Process-to-process copy in Linux
More exciting news on the Linux kernel front (thanks for the heads-up, Brice!): our friends at Big Blue have contributed a patch and started good conversation on the LKML mailing list about process-to-process copying. We still don’t have a good solution for being notified when registered memory is freed (my last post on this topic mentioned that the ummunotify patch had hit the -mm tree, but that eventually didn’t make it up to Linus’ tree), but hey — this is progress, too (albeit in a slightly different direction), so I’ll take it!
“Why do I care?” you say.
I’m glad you asked. Let me explain…
Most MPI implementations use some flavor of shared memory to delivery messages between two processes on the same node. That is, the source process copies the message into a shared memory block (that was previously setup, perhaps during MPI_INIT) and the destination process copies the message out of the shared memory block.

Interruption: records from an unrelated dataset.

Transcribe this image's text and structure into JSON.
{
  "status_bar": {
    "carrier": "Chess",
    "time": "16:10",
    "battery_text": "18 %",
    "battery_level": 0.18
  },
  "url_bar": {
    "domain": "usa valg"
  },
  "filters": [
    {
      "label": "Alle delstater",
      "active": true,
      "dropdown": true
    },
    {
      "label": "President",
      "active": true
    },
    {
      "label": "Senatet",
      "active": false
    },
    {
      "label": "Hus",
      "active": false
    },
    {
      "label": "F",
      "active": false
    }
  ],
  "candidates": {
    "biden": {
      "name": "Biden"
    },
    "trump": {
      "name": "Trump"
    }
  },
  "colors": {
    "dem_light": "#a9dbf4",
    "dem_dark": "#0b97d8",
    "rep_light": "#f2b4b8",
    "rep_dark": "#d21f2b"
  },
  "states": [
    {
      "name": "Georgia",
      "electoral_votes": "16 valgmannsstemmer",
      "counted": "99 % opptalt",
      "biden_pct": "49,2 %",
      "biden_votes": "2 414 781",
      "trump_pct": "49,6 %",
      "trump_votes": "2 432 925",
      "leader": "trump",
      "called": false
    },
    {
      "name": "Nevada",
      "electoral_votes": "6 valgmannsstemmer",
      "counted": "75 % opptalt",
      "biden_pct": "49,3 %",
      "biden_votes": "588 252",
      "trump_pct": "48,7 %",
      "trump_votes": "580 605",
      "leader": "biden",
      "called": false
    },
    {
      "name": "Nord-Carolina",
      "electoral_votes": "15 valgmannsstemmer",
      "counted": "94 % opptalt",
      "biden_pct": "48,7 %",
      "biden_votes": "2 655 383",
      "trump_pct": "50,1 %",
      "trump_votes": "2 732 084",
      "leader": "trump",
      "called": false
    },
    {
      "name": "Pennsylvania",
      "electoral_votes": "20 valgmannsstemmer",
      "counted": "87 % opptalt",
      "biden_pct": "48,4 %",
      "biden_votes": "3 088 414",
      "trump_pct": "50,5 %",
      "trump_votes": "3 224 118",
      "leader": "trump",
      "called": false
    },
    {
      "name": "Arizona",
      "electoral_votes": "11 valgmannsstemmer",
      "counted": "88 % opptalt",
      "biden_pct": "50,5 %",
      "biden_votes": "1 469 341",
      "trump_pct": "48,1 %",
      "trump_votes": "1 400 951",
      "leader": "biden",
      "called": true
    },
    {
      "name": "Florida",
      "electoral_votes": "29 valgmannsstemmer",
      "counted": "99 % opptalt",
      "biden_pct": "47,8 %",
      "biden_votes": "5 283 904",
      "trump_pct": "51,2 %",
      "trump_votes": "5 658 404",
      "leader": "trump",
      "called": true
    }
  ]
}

Most schemes like this are pipeline the source and destination process copies so that the receiver doesn’t have to wait for the entire message to arrive in shared memory before it can be copied out. The performance is actually fairly reasonable.
That being said, a direct process-to-process copy has two benefits:
- The performance can be greater (see Chris Yeoh’s post to the LKML, linked at the beginning of this entry)
- The fact that only 1 memcpy is occurring means less traffic on the internal networks/buses, which is significantly friendlier to other processes running on the same system (vs. doing 2 copies)
I’ll be following this thread; I hope to see Chris’ work make it into the main line kernel!